Fans of the Star Wars universe will experience all the highs and lows of the franchise throughout the nine episodes. The battle on Hoth, complete with Skywalker tying up the monstrous AT-AT’s, Anakin and Obi-Wan’s epic battle on Mustafar, the Gungan’s defending Naboo, it’s a well delivered story with varied objectives. Long enough to be worthwhile without feeling overwhelming or filled with fluff. If there’s a single area the campaign struggles, it’s the boss battles.
For a franchise built on imagination, the boss battles are incredibly lackluster. Regardless of whether you’re fighting Darth Vader or Boba Fett, each boss battle is hampered by too much focus on cinematic delivery and not enough on gameplay that makes sense. You’ll waste several seconds stringing a combination attack together, whooshing and whooing with your lightsaber, only to do no damage because the enemy hasn’t progressed to a cinematic cutscene or the stance required for its current health level. In an attempt to immerse players in a cinematic combat experience, the game instead constantly reminds you that you’re merely pressing buttons as witness to the event, and not truly a part of it. It’s the most disappointing aspect of the entire experience, and one I will forever struggle to understand.

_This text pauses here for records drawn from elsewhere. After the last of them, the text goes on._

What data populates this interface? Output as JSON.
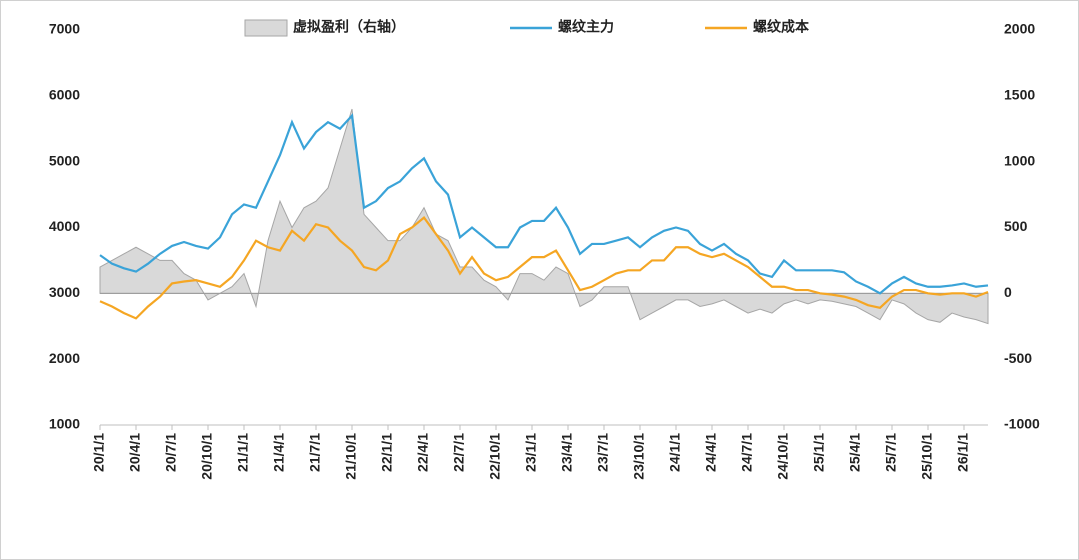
{
  "chart_data": {
    "type": "line",
    "categories": [
      "20/1/1",
      null,
      null,
      "20/4/1",
      null,
      null,
      "20/7/1",
      null,
      null,
      "20/10/1",
      null,
      null,
      "21/1/1",
      null,
      null,
      "21/4/1",
      null,
      null,
      "21/7/1",
      null,
      null,
      "21/10/1",
      null,
      null,
      "22/1/1",
      null,
      null,
      "22/4/1",
      null,
      null,
      "22/7/1",
      null,
      null,
      "22/10/1",
      null,
      null,
      "23/1/1",
      null,
      null,
      "23/4/1",
      null,
      null,
      "23/7/1",
      null,
      null,
      "23/10/1",
      null,
      null,
      "24/1/1",
      null,
      null,
      "24/4/1",
      null,
      null,
      "24/7/1",
      null,
      null,
      "24/10/1",
      null,
      null,
      "25/1/1",
      null,
      null,
      "25/4/1",
      null,
      null,
      "25/7/1",
      null,
      null,
      "25/10/1",
      null,
      null,
      "26/1/1",
      null,
      null
    ],
    "series": [
      {
        "name": "虚拟盈利（右轴）",
        "color": "#d9d9d9",
        "axis": "y2",
        "values": [
          200,
          250,
          300,
          350,
          300,
          250,
          250,
          150,
          100,
          -50,
          0,
          50,
          150,
          -100,
          400,
          700,
          500,
          650,
          700,
          800,
          1100,
          1400,
          600,
          500,
          400,
          400,
          500,
          650,
          450,
          400,
          200,
          200,
          100,
          50,
          -50,
          150,
          150,
          100,
          200,
          150,
          -100,
          -50,
          50,
          50,
          50,
          -200,
          -150,
          -100,
          -50,
          -50,
          -100,
          -80,
          -50,
          -100,
          -150,
          -120,
          -150,
          -80,
          -50,
          -80,
          -50,
          -60,
          -80,
          -100,
          -150,
          -200,
          -50,
          -80,
          -150,
          -200,
          -220,
          -150,
          -180,
          -200,
          -230
        ]
      },
      {
        "name": "螺纹主力",
        "color": "#3aa3d8",
        "values": [
          3580,
          3450,
          3380,
          3330,
          3450,
          3600,
          3720,
          3780,
          3720,
          3680,
          3850,
          4200,
          4350,
          4300,
          4700,
          5100,
          5600,
          5200,
          5450,
          5600,
          5500,
          5700,
          4300,
          4400,
          4600,
          4700,
          4900,
          5050,
          4700,
          4500,
          3850,
          4000,
          3850,
          3700,
          3700,
          4000,
          4100,
          4100,
          4300,
          4000,
          3600,
          3750,
          3750,
          3800,
          3850,
          3700,
          3850,
          3950,
          4000,
          3950,
          3750,
          3650,
          3750,
          3600,
          3500,
          3300,
          3250,
          3500,
          3350,
          3350,
          3350,
          3350,
          3320,
          3180,
          3100,
          3000,
          3150,
          3250,
          3150,
          3100,
          3100,
          3120,
          3150,
          3100,
          3120
        ]
      },
      {
        "name": "螺纹成本",
        "color": "#f5a623",
        "values": [
          2880,
          2800,
          2700,
          2620,
          2800,
          2950,
          3150,
          3180,
          3200,
          3150,
          3100,
          3250,
          3500,
          3800,
          3700,
          3650,
          3950,
          3800,
          4050,
          4000,
          3800,
          3650,
          3400,
          3350,
          3500,
          3900,
          4000,
          4150,
          3900,
          3650,
          3300,
          3550,
          3300,
          3200,
          3250,
          3400,
          3550,
          3550,
          3650,
          3350,
          3050,
          3100,
          3200,
          3300,
          3350,
          3350,
          3500,
          3500,
          3700,
          3700,
          3600,
          3550,
          3600,
          3500,
          3400,
          3250,
          3100,
          3100,
          3050,
          3050,
          3000,
          2980,
          2950,
          2900,
          2820,
          2780,
          2950,
          3050,
          3050,
          3000,
          2980,
          3000,
          3000,
          2950,
          3020
        ]
      }
    ],
    "ylim": [
      1000,
      7000
    ],
    "yticks": [
      1000,
      2000,
      3000,
      4000,
      5000,
      6000,
      7000
    ],
    "y2lim": [
      -1000,
      2000
    ],
    "y2ticks": [
      -1000,
      -500,
      0,
      500,
      1000,
      1500,
      2000
    ],
    "legend": "top"
  }
}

Accompanying the rather short campaign is weeks and weeks of side content and grinding for unlockable characters and ships. Every campaign mission has multiple level challenges, hidden Minikits to find, and comedic nuggets to discover. Once you’ve completed an episode and unlock Galaxy Free Play, you can set your ship down anywhere in the game and begin exploring planets freely. There are over 730 puzzles, 140 side missions, 38 challenges, and 10 different skill trees for the 10 different character types. It’s a completionists playground, with intricately connected quests and character events. There is no shortage of exciting and engaging activities to complete.

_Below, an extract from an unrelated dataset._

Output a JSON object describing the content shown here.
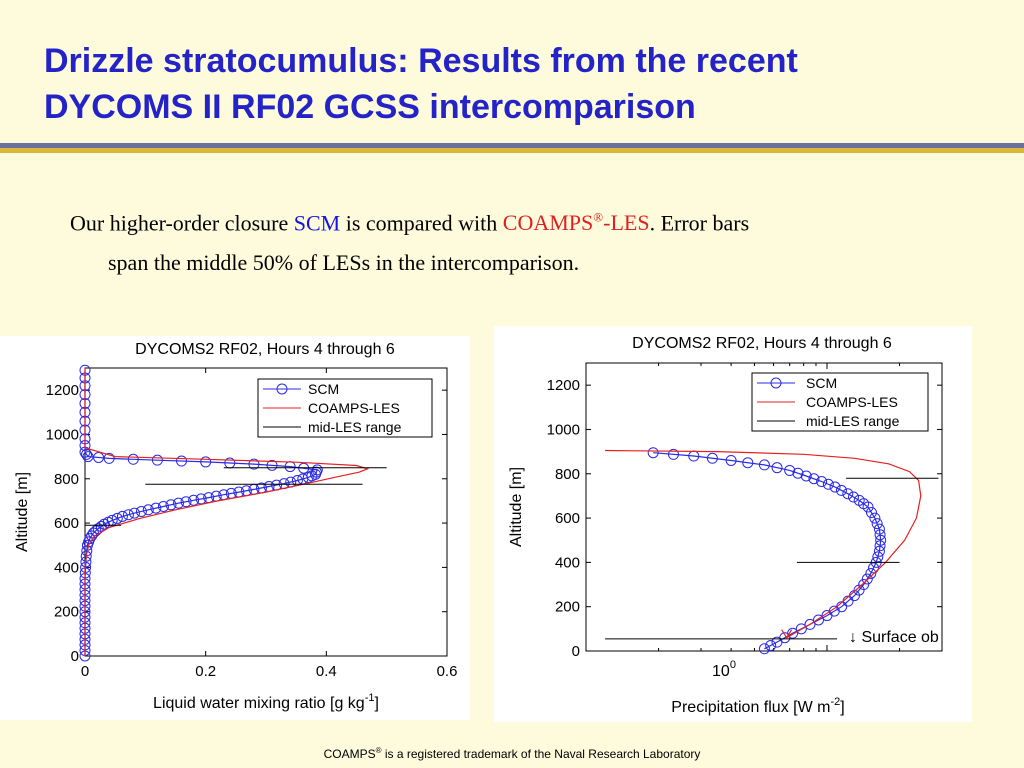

The combat in LEGO Star Wars: The Skywalker Saga follows the LEGO games tradition of being simplistic and accessible. Death means very little and while stringing combo’s together is good fun, you can progress just as easily by spamming random buttons, making it the perfect game to play alongside younger Star Wars fans. As someone that wants a bit more depth and variety to combat, it did begin to stale by the end of the final episode, but it’s still an improvement compared to the LEGO games of yesteryear.
I didn’t dive into LEGO Star Wars: The Skywalker Saga expecting to have a lot of fun, but that’s exactly what I had: a lot of fun. The witty writing is well timed and expertly delivered, reliving the events of the Star Wars franchise was a welcomed nostalgia trip. Even after completing the game, I woke up excited to dive in and explore more worlds, solve more puzzles, and unlock more characters.